Lösungen von EMC und SAS im Einsatz

Mit Big Data auf Kundenfang

02.11.2012, von Hartmut Wiehr

EMC baut mit Tochter Greenplum ein Ökosystem um eigene Analytics- und Big-Data-Lösungen - Teil davon sind Kooperationen mit Anbietern wie SAS.

Tableau ist mit seinen Tools im EMC-Umfeld von Big Data aktiv. Es wird viel Wert auf Visualisierung gelegt.Vergrößern
Tableau ist mit seinen Tools im EMC-Umfeld von Big Data aktiv. Es wird viel Wert auf Visualisierung gelegt.
Foto: tableau

Storage-Marktführer EMC setzt neben Virtualisierung mit VMware auf eine weitere Technologie, die zukünftig viel Geld in die Kassen spülen soll: Big Data oder Analytics. Was einmal als Business Intelligence (BI) und Data Warehousing für zeitnahe Aufklärung und Analyse von wichtigen Marktdaten sorgen sollte, gilt inzwischen als altmodisch und teuer. Nur größere Unternehmen konnten sich die aufwändigen Applikationen samt Speicher-Hardware leisten.
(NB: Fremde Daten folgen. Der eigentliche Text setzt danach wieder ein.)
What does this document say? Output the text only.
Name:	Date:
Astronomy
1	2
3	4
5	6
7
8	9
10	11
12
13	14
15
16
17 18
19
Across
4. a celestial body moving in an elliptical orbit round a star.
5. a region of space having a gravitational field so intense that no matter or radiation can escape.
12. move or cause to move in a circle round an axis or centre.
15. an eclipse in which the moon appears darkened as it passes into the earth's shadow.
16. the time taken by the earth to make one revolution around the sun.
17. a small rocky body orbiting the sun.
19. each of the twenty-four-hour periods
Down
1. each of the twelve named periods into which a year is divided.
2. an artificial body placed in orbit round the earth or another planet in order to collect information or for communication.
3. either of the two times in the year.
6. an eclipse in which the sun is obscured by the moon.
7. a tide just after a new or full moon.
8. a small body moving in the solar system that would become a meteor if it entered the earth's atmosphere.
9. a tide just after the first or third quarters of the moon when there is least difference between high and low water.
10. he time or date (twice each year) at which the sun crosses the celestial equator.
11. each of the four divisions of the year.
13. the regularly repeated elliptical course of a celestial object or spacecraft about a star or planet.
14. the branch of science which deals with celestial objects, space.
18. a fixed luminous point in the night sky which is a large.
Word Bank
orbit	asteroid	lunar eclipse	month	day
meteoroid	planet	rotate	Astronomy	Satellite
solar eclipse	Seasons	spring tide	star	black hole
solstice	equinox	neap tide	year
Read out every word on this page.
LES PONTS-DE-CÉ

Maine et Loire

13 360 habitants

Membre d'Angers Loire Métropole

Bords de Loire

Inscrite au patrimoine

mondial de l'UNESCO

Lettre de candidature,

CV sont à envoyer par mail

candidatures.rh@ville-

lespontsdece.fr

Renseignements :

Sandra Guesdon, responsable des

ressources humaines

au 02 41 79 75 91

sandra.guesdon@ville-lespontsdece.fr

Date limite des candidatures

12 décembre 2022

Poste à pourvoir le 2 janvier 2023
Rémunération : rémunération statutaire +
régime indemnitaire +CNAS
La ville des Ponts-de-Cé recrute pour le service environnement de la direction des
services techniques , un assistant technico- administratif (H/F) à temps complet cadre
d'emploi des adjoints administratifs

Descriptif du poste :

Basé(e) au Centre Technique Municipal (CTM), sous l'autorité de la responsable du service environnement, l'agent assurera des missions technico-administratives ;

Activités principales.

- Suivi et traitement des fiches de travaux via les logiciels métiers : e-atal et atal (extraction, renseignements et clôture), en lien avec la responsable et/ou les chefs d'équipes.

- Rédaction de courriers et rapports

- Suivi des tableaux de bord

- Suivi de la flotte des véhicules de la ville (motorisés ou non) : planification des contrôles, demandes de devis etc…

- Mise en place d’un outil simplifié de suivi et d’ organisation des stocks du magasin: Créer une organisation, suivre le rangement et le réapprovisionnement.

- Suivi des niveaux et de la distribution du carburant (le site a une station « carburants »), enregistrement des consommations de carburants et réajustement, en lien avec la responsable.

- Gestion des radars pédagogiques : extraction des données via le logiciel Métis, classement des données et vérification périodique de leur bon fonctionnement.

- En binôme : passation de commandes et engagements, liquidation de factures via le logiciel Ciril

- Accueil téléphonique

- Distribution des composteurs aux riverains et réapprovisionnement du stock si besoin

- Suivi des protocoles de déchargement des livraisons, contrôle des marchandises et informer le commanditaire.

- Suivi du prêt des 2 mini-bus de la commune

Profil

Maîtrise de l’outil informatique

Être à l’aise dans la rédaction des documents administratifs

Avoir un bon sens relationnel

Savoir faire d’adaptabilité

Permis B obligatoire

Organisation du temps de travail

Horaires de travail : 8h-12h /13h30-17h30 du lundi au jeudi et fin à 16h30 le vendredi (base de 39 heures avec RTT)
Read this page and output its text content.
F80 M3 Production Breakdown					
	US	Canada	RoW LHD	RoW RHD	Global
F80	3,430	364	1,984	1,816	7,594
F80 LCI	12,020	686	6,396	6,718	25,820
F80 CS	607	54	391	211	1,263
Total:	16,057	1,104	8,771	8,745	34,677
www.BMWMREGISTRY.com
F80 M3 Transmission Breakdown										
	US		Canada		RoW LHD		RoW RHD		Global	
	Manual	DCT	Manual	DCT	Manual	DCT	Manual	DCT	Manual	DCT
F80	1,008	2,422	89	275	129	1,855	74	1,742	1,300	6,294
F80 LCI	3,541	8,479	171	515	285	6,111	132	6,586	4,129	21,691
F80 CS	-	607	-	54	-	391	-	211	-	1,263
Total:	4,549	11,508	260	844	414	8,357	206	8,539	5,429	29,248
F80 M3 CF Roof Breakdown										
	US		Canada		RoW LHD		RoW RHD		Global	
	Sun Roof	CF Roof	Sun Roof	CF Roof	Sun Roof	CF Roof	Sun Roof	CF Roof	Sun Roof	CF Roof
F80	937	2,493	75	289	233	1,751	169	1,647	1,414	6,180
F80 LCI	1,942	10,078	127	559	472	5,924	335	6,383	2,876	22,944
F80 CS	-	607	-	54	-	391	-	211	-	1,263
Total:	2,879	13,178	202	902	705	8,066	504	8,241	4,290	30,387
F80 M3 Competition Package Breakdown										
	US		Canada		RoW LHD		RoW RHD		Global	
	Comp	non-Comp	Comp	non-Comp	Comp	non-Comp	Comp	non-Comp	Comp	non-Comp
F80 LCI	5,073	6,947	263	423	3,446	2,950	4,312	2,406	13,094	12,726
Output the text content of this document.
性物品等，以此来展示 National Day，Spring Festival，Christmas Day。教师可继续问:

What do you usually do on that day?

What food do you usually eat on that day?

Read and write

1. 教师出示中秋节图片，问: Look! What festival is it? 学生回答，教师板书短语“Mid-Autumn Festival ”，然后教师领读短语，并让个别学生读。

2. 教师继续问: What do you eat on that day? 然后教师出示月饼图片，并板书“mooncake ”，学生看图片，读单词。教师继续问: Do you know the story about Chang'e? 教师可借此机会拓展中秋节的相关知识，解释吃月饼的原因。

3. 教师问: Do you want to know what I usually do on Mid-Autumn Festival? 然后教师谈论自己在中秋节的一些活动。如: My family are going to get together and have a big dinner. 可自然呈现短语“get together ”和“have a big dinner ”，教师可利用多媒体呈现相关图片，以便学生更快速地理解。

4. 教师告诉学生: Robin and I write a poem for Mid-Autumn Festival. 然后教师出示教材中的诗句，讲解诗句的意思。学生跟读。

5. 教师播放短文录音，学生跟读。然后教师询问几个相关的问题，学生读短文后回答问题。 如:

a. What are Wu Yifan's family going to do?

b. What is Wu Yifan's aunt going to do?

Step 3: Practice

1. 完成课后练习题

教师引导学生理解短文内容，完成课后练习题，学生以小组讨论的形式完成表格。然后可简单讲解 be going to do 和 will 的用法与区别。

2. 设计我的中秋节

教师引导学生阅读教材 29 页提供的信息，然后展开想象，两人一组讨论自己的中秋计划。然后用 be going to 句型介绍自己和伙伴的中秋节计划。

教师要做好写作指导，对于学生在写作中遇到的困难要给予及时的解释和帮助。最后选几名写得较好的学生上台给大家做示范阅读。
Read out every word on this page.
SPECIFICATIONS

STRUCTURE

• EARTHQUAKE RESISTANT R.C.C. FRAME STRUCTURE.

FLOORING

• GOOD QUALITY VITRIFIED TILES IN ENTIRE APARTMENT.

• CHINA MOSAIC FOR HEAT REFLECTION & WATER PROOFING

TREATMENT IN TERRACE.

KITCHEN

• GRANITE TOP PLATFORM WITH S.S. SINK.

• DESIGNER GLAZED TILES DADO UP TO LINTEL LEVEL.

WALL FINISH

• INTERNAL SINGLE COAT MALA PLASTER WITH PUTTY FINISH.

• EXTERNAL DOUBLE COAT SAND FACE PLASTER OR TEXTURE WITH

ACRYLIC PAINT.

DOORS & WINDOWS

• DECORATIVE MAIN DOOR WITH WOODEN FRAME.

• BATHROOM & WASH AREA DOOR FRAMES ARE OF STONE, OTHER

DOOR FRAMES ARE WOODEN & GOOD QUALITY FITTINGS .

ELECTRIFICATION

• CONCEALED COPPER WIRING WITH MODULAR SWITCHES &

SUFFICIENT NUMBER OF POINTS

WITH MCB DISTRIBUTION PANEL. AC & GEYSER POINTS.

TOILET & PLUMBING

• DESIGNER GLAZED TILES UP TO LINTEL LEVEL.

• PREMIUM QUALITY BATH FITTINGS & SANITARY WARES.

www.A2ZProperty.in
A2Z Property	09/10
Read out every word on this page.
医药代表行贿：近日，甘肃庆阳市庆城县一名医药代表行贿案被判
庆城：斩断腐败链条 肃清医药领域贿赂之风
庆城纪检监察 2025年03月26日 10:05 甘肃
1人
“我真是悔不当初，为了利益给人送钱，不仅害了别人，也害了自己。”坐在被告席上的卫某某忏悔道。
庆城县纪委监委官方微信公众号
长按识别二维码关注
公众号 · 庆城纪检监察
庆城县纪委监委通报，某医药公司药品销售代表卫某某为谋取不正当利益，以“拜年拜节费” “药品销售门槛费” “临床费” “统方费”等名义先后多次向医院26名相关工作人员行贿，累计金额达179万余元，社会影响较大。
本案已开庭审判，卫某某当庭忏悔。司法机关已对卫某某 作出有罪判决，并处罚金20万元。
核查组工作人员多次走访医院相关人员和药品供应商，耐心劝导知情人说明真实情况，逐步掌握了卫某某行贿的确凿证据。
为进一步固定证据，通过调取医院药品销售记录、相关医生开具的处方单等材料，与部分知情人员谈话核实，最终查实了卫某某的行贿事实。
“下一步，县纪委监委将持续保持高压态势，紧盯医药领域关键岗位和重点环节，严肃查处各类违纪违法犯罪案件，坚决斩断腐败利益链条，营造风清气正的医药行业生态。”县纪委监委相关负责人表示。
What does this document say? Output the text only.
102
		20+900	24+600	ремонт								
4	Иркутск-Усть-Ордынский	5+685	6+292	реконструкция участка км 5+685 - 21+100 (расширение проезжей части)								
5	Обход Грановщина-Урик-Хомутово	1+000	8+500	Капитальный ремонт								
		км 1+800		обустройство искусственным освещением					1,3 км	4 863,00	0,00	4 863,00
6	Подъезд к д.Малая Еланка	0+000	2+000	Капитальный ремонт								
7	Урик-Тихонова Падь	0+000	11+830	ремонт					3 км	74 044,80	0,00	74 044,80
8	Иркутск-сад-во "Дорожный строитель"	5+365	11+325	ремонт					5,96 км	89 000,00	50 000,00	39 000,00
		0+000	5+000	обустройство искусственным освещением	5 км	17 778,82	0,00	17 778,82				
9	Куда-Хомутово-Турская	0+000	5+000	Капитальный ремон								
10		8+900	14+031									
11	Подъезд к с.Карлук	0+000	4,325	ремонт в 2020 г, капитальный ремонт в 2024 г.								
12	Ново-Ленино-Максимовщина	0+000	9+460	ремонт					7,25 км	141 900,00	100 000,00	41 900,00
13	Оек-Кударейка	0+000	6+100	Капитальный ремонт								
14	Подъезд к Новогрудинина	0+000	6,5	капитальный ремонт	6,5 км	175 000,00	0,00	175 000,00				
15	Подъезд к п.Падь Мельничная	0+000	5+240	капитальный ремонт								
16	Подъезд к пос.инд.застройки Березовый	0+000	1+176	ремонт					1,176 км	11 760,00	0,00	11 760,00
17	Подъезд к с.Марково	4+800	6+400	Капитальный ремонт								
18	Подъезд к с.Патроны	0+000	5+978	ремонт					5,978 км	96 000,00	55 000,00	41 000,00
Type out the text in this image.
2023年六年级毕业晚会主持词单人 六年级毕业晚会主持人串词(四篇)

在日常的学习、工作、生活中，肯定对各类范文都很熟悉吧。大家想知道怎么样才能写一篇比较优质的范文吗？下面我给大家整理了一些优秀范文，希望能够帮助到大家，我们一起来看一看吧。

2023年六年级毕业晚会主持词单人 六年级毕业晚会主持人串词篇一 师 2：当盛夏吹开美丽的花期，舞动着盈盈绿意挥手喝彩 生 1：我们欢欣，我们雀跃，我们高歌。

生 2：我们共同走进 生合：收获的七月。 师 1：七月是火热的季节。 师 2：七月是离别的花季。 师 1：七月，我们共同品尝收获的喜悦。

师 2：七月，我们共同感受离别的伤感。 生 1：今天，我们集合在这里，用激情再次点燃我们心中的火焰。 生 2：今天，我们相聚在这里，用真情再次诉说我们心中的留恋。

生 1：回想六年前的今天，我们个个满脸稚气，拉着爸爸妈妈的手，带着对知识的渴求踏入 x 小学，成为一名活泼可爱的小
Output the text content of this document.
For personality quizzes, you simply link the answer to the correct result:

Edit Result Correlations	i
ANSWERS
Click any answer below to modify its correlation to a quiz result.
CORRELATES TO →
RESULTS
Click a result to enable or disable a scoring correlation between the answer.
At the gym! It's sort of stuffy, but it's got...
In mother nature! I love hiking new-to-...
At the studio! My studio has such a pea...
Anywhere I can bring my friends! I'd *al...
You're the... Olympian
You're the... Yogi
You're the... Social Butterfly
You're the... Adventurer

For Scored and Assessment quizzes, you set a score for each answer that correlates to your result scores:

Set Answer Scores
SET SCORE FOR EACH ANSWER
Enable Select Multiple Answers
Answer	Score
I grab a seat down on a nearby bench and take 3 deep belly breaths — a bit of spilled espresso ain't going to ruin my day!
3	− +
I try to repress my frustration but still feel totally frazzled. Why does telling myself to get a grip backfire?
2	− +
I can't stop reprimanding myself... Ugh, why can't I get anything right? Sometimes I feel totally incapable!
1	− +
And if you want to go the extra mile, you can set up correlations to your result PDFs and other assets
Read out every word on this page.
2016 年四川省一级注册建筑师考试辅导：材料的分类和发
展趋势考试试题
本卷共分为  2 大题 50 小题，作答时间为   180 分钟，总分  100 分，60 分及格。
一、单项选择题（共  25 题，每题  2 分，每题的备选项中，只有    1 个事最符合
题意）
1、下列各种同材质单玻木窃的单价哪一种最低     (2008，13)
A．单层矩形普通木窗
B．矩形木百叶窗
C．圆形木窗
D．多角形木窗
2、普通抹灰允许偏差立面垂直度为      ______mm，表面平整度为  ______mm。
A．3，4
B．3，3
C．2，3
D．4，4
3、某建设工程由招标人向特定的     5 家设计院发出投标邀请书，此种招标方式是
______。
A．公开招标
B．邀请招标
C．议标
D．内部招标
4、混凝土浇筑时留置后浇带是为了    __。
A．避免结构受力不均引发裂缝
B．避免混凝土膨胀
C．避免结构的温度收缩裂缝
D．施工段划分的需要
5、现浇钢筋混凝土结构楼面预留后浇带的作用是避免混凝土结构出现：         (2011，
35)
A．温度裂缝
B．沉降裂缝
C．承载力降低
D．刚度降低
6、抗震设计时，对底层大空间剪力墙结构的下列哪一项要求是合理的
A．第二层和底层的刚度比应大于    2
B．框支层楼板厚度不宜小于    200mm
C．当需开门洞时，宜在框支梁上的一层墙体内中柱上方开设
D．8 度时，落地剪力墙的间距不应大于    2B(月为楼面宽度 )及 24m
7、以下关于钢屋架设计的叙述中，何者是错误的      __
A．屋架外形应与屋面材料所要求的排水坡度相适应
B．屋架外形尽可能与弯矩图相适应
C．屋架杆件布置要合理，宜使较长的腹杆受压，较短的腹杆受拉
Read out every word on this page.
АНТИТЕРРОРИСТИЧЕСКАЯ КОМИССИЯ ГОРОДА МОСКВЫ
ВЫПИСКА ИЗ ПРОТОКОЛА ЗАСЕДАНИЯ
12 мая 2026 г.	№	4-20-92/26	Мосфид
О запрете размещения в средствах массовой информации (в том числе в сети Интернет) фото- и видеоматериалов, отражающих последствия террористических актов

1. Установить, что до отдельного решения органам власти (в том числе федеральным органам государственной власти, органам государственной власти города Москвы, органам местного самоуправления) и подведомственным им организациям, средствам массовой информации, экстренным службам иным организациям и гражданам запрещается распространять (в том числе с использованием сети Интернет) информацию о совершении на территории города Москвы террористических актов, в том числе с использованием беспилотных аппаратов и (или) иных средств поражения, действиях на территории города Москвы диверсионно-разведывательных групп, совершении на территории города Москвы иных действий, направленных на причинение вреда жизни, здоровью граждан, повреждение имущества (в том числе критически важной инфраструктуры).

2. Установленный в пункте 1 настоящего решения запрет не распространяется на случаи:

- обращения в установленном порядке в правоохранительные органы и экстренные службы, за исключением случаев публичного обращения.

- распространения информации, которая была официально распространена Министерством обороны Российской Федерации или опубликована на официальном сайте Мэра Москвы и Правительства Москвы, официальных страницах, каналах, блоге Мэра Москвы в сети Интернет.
Statt erst nach Tagen oder Wochen Auswertungen auf schicken Dashboards präsentiert zu bekommen, wollen CEOs und Abteilungsleiter das heute ohne Zeitverluste. Die technischen Voraussetzungen dafür sind jetzt mit skalierbaren großen Speicher-Arrays und paralleler Datenverarbeitung gegeben. Die EMC-Tochter Greenplum setzt auf Hadoop-Systeme, die zunächst als Open Systems unter der Apache-Foundation entwickelt wurden. Ohne eine solche Parallelisierung wäre eine schnelle Verarbeitung großer Datenmengen nicht machbar.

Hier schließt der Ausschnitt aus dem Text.